Membangun bisnis di awal dengan media sosial

Dulu, media sosial umumnya hanya digunakan sebagai media untuk bersosialisasi. Sementara itu, fungsi media sosial telah berkembang lebih jauh. Salah satunya adalah bisnis.

Tidak mengherankan, banyak akun bisnis yang beredar di feed Instagram atau Facebook. Mulai dari perusahaan swasta hingga perusahaan besar yang mempromosikan produknya.

Jadi apa yang membuat media sosial begitu menarik bagi para pebisnis? Inilah alasannya:

Gratis – Anda hanya perlu mendaftar dan akun Anda siap digunakan. Semuanya gratis kecuali Anda ingin beriklan.
Mudah Digunakan – Tidak butuh waktu lama untuk mempelajari cara menggunakan platform media sosial. Semuanya, mulai dari menyiapkan akun hingga memposting konten dapat dilakukan dalam beberapa klik!
Mudah dikelola – Anda tidak perlu membayar untuk pemeliharaan platform. Cukup perbarui aplikasi untuk mendapatkan pembaruan sistem.
Umpan Balik Langsung dari Prospek – Berinteraksi dengan prospek di media sosial sangat mudah. Anda dapat melihat dan membalas komentar mereka di kolom komentar atau di pesan langsung.
Jangkauan Pasar Luas – Menggunakan fitur hashtag memungkinkan konten Anda menjangkau lebih banyak calon konsumen.

Ini gratis, mudah digunakan dan tidak sulit untuk dikelola. Bagi orang yang baru memulai bisnis, media sosial tentu terlihat ideal.

Tak heran jika 54% UMKM menggunakan media sosial untuk meningkatkan penjualan di masa pandemi.
Ilustrasi pemasaran media sosial

Pertanyaannya adalah, apakah media sosial benar-benar platform yang sempurna untuk memulai bisnis?

Tidak juga.

Karena platform ini memiliki beberapa kelemahan yang perlu Anda ketahui. Berikut adalah beberapa di antaranya:

Desain platform terbatas – Anda tidak dapat mengubah tampilan dan nuansa akun sesuka hati. Satu-satunya solusi adalah menyesuaikan desain konten Anda dengan karakter perusahaan Anda.
Fitur Platform yang Tidak Fleksibel – Platform ini hanya dapat Anda gunakan untuk mendapatkan calon pelanggan melalui konten. Tidak ada pilihan lain selain membangun daftar email.
Kontrol Terbatas – Siapa pun dapat mengomentari kiriman Anda. Jadi Anda tidak bisa mengontrol komentar yang muncul di akun Anda.

Jadi mengapa Anda harus menyadari kelemahan ini?

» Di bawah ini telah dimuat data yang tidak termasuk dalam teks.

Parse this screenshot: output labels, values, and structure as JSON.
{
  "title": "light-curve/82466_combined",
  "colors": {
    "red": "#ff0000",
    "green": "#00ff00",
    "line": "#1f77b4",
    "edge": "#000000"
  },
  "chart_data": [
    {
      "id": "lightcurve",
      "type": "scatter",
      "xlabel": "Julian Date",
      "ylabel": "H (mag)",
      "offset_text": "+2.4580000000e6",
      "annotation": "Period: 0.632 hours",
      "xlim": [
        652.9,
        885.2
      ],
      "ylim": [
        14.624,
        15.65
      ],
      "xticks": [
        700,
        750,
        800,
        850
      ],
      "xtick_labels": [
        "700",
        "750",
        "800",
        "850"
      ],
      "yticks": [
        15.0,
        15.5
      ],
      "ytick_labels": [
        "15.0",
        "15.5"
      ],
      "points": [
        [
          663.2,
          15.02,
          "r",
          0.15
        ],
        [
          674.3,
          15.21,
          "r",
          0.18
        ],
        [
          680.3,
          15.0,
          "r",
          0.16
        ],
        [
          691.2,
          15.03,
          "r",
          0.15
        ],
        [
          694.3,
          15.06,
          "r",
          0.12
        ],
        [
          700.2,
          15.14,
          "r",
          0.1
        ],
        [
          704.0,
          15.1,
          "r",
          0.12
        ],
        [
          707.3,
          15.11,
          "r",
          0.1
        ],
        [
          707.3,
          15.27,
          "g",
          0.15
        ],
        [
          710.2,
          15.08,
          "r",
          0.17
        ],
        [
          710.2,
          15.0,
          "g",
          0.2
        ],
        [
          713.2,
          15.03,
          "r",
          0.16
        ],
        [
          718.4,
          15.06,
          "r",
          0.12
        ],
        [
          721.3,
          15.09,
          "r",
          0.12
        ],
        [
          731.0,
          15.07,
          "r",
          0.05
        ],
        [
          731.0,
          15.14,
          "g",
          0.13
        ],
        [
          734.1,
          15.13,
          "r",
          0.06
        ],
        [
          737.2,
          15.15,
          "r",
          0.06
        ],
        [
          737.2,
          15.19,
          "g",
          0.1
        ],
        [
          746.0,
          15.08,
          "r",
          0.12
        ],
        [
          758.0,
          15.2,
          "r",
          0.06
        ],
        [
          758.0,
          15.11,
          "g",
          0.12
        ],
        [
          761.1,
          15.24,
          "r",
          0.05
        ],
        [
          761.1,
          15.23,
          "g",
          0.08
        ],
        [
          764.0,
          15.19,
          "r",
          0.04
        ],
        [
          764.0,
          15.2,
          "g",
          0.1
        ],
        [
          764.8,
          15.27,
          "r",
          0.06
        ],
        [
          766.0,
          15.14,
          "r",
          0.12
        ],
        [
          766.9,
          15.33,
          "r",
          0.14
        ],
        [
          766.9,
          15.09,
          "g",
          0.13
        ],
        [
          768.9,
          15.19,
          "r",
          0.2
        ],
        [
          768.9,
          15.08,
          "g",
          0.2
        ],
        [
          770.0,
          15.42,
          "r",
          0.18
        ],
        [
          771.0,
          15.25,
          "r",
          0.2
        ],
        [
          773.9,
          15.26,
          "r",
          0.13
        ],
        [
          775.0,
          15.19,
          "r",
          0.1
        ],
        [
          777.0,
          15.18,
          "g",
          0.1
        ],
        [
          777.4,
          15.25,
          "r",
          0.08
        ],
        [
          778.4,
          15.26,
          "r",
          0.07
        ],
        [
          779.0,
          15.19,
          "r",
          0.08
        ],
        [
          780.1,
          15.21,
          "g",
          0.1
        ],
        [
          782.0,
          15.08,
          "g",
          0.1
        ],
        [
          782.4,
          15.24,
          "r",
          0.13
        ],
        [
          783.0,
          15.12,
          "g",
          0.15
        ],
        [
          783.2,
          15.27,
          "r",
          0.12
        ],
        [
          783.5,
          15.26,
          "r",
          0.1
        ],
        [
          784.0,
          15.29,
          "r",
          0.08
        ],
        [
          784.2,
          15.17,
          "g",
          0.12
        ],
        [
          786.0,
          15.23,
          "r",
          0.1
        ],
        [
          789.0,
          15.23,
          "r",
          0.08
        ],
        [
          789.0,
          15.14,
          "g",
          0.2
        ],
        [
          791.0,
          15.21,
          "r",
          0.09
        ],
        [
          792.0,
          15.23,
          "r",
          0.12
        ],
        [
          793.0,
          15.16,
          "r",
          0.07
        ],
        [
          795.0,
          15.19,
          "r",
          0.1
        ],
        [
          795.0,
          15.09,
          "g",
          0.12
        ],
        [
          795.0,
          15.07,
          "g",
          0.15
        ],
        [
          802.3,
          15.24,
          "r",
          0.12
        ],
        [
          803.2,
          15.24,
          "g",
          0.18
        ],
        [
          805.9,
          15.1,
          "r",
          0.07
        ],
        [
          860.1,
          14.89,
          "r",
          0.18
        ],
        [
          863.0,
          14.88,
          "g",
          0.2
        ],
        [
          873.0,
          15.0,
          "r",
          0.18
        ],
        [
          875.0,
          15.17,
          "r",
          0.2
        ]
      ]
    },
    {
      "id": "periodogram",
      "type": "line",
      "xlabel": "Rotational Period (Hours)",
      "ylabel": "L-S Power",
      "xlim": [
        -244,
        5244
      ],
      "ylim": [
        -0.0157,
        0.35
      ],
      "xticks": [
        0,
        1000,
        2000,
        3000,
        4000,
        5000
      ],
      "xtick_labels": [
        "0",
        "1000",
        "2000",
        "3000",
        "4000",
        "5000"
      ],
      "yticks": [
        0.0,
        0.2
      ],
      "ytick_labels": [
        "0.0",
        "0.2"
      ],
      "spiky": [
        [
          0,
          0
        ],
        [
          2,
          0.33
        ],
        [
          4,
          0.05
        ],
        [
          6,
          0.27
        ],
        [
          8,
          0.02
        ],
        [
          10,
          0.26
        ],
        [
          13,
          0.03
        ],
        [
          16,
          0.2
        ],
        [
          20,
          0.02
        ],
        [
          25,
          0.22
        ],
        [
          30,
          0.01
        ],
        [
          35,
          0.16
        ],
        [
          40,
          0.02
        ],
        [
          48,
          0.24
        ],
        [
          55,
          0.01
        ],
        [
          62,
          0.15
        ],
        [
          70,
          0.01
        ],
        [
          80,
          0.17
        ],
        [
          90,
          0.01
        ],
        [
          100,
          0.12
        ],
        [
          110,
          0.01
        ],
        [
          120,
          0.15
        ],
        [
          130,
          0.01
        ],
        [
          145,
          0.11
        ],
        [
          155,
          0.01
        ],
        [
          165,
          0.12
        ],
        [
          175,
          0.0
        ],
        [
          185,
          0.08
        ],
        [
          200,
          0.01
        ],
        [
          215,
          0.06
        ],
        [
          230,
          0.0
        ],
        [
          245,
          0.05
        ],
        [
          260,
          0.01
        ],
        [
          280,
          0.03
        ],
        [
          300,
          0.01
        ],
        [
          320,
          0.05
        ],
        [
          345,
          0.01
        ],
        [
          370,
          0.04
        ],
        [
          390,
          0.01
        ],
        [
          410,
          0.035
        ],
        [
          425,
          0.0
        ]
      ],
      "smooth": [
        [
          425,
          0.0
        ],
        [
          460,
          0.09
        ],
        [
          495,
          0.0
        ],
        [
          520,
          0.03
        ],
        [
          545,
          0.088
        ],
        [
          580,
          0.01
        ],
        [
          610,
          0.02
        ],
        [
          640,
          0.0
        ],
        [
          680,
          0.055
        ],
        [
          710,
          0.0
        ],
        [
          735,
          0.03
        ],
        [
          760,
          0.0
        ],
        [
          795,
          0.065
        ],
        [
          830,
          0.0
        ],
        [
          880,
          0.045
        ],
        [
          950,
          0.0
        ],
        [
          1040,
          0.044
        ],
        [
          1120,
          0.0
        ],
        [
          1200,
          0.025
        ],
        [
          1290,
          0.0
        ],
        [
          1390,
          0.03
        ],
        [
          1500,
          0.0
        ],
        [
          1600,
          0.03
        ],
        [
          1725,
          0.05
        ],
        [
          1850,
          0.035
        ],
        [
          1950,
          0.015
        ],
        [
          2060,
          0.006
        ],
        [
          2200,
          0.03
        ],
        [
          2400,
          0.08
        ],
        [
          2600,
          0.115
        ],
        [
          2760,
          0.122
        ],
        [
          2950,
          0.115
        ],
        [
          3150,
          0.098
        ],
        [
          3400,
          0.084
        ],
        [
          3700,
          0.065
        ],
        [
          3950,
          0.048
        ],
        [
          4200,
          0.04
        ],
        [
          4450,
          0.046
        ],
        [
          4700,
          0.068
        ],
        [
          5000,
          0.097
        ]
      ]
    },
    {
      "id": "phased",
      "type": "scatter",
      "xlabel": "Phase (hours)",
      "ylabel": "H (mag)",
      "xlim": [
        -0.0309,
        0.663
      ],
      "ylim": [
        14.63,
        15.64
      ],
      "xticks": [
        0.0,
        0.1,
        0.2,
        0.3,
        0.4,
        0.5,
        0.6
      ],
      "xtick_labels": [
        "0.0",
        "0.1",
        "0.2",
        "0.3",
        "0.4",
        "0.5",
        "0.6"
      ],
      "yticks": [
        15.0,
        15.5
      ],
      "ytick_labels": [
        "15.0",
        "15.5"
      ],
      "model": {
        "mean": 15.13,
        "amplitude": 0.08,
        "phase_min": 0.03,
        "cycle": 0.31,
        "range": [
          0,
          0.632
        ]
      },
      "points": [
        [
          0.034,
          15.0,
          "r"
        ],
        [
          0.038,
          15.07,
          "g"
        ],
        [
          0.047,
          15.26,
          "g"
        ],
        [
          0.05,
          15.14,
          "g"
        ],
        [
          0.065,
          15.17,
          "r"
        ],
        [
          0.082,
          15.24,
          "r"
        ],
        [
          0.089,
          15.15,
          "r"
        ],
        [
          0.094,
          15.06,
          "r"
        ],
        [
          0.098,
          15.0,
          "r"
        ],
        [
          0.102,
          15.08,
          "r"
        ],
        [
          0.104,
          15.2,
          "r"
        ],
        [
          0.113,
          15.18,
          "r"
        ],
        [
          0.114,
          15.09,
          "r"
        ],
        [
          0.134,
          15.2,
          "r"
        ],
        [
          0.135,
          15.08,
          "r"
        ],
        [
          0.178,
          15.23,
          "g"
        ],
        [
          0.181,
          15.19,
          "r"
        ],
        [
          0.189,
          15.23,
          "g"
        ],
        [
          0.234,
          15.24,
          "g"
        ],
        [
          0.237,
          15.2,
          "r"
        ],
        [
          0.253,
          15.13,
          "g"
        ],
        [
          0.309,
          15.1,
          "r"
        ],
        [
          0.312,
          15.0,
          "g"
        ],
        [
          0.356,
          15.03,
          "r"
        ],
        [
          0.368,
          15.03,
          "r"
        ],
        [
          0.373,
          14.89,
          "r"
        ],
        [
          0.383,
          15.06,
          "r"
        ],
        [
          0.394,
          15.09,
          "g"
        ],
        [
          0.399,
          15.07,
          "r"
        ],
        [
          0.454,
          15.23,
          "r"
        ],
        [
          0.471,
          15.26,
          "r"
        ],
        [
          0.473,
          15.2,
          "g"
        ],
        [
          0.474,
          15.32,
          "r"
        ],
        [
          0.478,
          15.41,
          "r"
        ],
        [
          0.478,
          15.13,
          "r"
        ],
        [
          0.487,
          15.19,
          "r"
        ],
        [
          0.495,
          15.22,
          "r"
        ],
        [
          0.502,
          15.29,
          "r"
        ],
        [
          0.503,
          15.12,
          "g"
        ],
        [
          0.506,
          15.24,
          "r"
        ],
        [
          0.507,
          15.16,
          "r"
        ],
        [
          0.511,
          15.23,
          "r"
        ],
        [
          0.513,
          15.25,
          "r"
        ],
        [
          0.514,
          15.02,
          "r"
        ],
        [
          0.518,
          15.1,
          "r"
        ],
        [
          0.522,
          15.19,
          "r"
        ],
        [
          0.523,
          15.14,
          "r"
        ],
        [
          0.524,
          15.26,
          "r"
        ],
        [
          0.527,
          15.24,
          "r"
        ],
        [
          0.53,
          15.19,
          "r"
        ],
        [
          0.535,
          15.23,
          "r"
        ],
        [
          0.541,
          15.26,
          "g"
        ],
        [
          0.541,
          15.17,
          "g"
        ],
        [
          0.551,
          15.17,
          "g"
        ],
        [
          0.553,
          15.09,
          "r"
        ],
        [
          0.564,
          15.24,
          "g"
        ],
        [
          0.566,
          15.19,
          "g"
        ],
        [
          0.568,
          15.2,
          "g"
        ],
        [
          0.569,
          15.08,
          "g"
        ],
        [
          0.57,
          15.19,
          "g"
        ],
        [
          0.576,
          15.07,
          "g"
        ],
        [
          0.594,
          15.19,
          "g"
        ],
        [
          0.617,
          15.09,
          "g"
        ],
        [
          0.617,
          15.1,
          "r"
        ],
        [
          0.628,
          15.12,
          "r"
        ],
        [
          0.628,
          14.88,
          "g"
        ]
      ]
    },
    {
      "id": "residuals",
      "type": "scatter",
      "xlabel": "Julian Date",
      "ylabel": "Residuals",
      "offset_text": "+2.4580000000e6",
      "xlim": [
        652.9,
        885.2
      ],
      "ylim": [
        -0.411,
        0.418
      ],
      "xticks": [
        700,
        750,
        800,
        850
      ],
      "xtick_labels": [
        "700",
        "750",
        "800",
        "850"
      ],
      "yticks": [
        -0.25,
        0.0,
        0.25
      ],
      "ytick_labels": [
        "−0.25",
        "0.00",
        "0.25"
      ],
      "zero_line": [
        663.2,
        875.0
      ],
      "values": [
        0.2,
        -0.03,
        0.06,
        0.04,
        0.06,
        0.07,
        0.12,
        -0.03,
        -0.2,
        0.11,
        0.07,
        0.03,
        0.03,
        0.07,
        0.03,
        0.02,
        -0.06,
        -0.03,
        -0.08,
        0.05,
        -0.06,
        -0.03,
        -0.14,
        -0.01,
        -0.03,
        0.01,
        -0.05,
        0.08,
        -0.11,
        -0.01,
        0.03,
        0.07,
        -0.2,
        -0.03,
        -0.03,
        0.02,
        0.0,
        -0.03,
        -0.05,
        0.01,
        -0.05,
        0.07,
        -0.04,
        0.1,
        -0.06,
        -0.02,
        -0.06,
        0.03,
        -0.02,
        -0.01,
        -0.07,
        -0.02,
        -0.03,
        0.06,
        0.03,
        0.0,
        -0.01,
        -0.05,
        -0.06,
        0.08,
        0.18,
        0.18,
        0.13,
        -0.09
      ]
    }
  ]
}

Mari kita ambil contoh. Berikut kolom komentar di salah satu postingan di akun Instagram aplikasi:
Contoh komentar negatif di media sosial

Tentu saja jika tidak ditanggapi dengan tepat, komentar negatif seperti ini bisa menyurutkan minat orang yang sudah tertarik untuk menginstal aplikasi tersebut. Nah, ini salah satu risiko yang sering terjadi di media sosial.

Untungnya, masalah seperti itu dapat dengan mudah diselesaikan di situs. Karena Anda bebas memilih komentar mana yang muncul di website. Untuk alasan branding, Anda bisa menampilkan komentar positif di halaman testimonial.